Obviously, as 2017 begins we are in a dynamic situation. With Republicans (for the moment at least) in control of both Congress and the White House, there is a prospect of an end to legislative gridlock. Here are the questions we have as we wait for the Trump Administration to begin:
Will there be a rush by the Obama Administration to wrap-up current regulatory projects? In this regard, in December, DOL finalized a rule permitting certain cities to adopt mandatory auto-IRA rules, and IRS proposed new mortality tables reflecting the Society of Actuaries 2014 update.
Who will be the key Trump Administration Retirement policy officials? We have provided a brief article reviewing the key positions.
Will the Trump Administration repeal/reconsider Obama Administration regulations? In 2009, the in-coming Obama Administration ordered the reconsideration of certain Bush Administration regulation projects. There has been a lot of speculation that the in-coming Trump Administration may do something similar, especially with respect to the Conflict of Interest rule and proposed revisions to From 5500.
Will we get comprehensive tax reform legislation and how will it affect the retirement savings “tax deal?” With the Republicans in control of both Congress and the White House, there is a possibility that we will get a tax bill in 2017 that will significantly change (1) individual income tax rates, (2) investment taxes (including, e.g., capital gains and dividend tax rates and the Medicare Net Investment Income tax), and (3) the taxation of corporations. These changes are likely to have a meaningful effect on the retirement savings tax deal. This project is, however, very much a moving target. We have discussed the possible implications of these changes in our recent articles on individual and corporate tax reform proposals.

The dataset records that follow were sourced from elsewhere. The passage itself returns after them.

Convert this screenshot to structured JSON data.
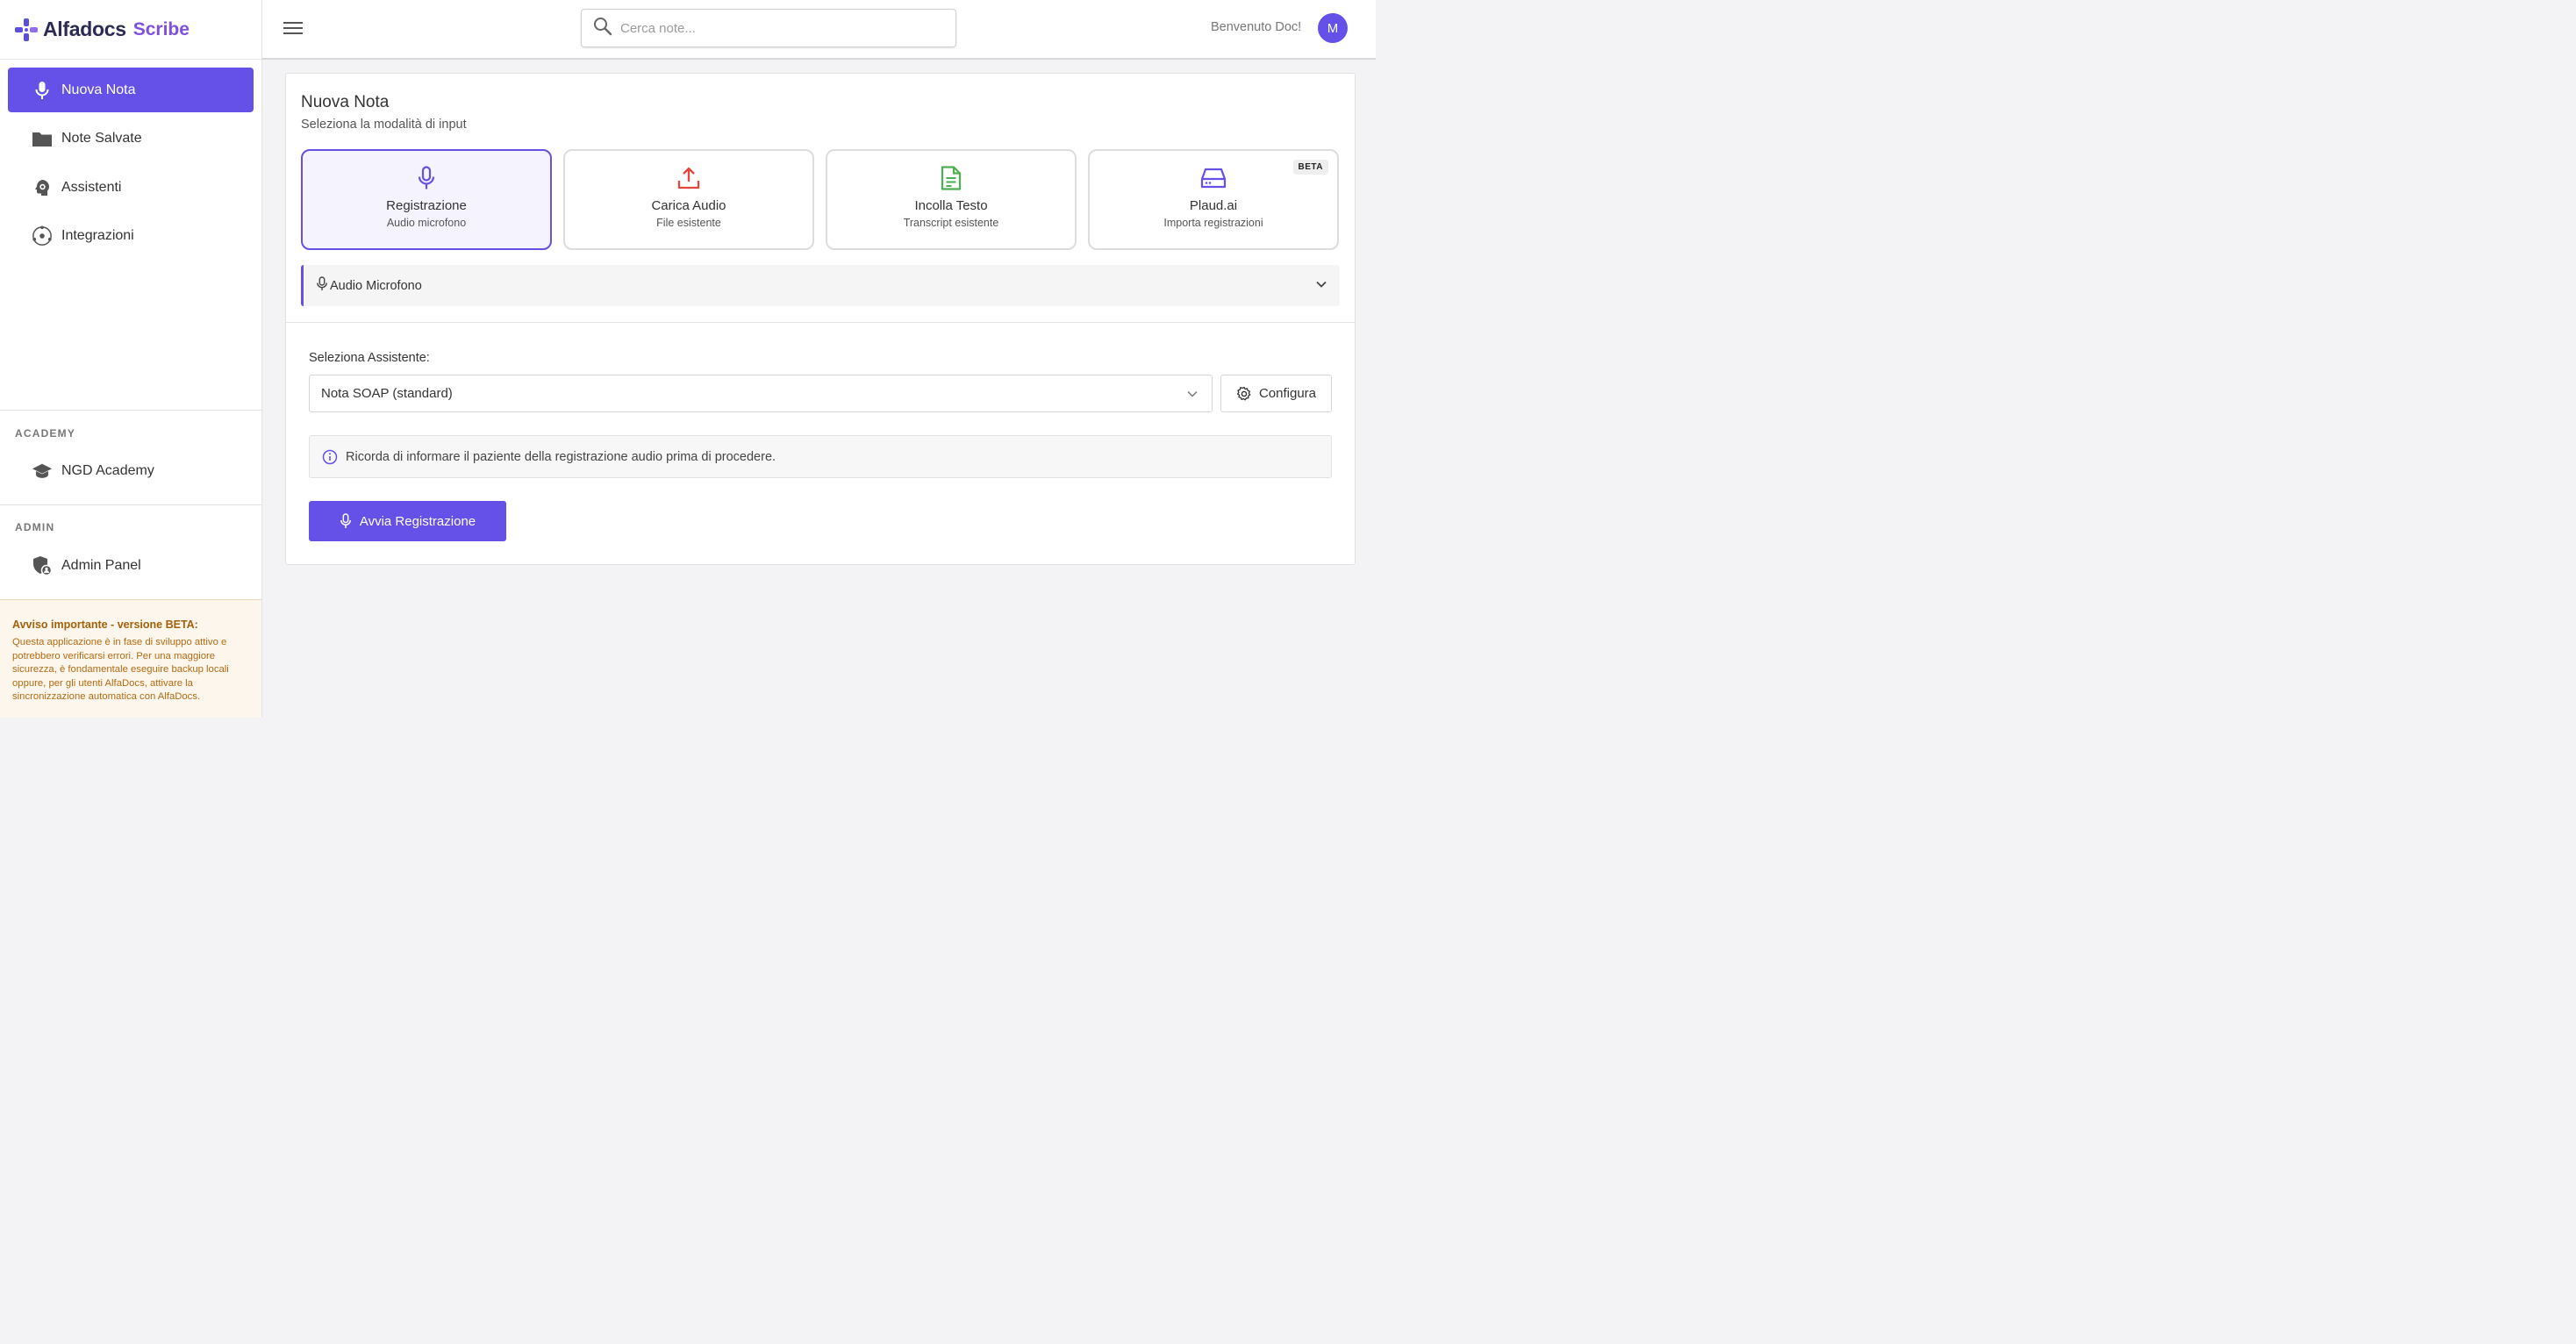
{
  "brand": {
    "name": "Alfadocs",
    "product": "Scribe",
    "accent": "#6550e8"
  },
  "sidebar": {
    "items": [
      {
        "label": "Nuova Nota",
        "icon": "microphone-icon",
        "active": true
      },
      {
        "label": "Note Salvate",
        "icon": "folder-icon",
        "active": false
      },
      {
        "label": "Assistenti",
        "icon": "assistant-gear-icon",
        "active": false
      },
      {
        "label": "Integrazioni",
        "icon": "integration-icon",
        "active": false
      }
    ],
    "academy": {
      "title": "ACADEMY",
      "item": {
        "label": "NGD Academy",
        "icon": "graduation-cap-icon"
      }
    },
    "admin": {
      "title": "ADMIN",
      "item": {
        "label": "Admin Panel",
        "icon": "shield-user-icon"
      }
    },
    "notice": {
      "title": "Avviso importante - versione BETA:",
      "text": "Questa applicazione è in fase di sviluppo attivo e potrebbero verificarsi errori. Per una maggiore sicurezza, è fondamentale eseguire backup locali oppure, per gli utenti AlfaDocs, attivare la sincronizzazione automatica con AlfaDocs."
    }
  },
  "header": {
    "search_placeholder": "Cerca note...",
    "welcome": "Benvenuto Doc!",
    "avatar_initial": "M"
  },
  "main": {
    "title": "Nuova Nota",
    "subtitle": "Seleziona la modalità di input",
    "modes": [
      {
        "title": "Registrazione",
        "sub": "Audio microfono",
        "icon": "microphone-icon",
        "color": "#6550e8",
        "selected": true
      },
      {
        "title": "Carica Audio",
        "sub": "File esistente",
        "icon": "upload-icon",
        "color": "#e8453c",
        "selected": false
      },
      {
        "title": "Incolla Testo",
        "sub": "Transcript esistente",
        "icon": "document-icon",
        "color": "#4caf50",
        "selected": false
      },
      {
        "title": "Plaud.ai",
        "sub": "Importa registrazioni",
        "icon": "drive-icon",
        "color": "#6550e8",
        "selected": false,
        "badge": "BETA"
      }
    ],
    "accordion_label": "Audio Microfono",
    "assistant_label": "Seleziona Assistente:",
    "assistant_value": "Nota SOAP (standard)",
    "configure_label": "Configura",
    "info_text": "Ricorda di informare il paziente della registrazione audio prima di procedere.",
    "start_label": "Avvia Registrazione"
  }
}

Will the Trump Administration change retirement savings policy to help finance infrastructure legislation? President-elect Trump has been outspoken about his commitment to moving major federal infrastructure legislation. During President Obama’s second term there has been broad bipartisan support (unusual in the gridlocked Congress) for infrastructure spending – in 2015 Congress passed the Fixing America’s Surface Transportation (FAST) Act, providing for $305 billion in infrastructure spending over five years. The problem for President-elect Trump and pro-infrastructure policymakers – in a time of tight budget constraints – is how to pay for what is likely to be expensive legislation. In the last four years, Congress has often looked to raise revenues from retirement policy changes – most often, raising PBGC premiums and relaxing DB funding rules. Will Congress and the new President once again, in 2017, change retirement policy (one is tempted to say, “raid the DB plan system”) to pay for infrastructure? Could they get even more creative, considering (perhaps) financing the infrastructure fund that Mr. Trump has talked about with retirement savings?
What will be the Trump Administration retirement policy agenda? The Obama Administration focused on 401(k) plan fees, a federal Auto-IRA and an expanded Saver’s Credit. What will be the Trump Administration’s approach to these and other issues, such as Open MEPs (which the Obama Administration supported only with significant caveats), electronic participant communications (which the Obama DOL was reluctant to allow) and revision of Form 5500?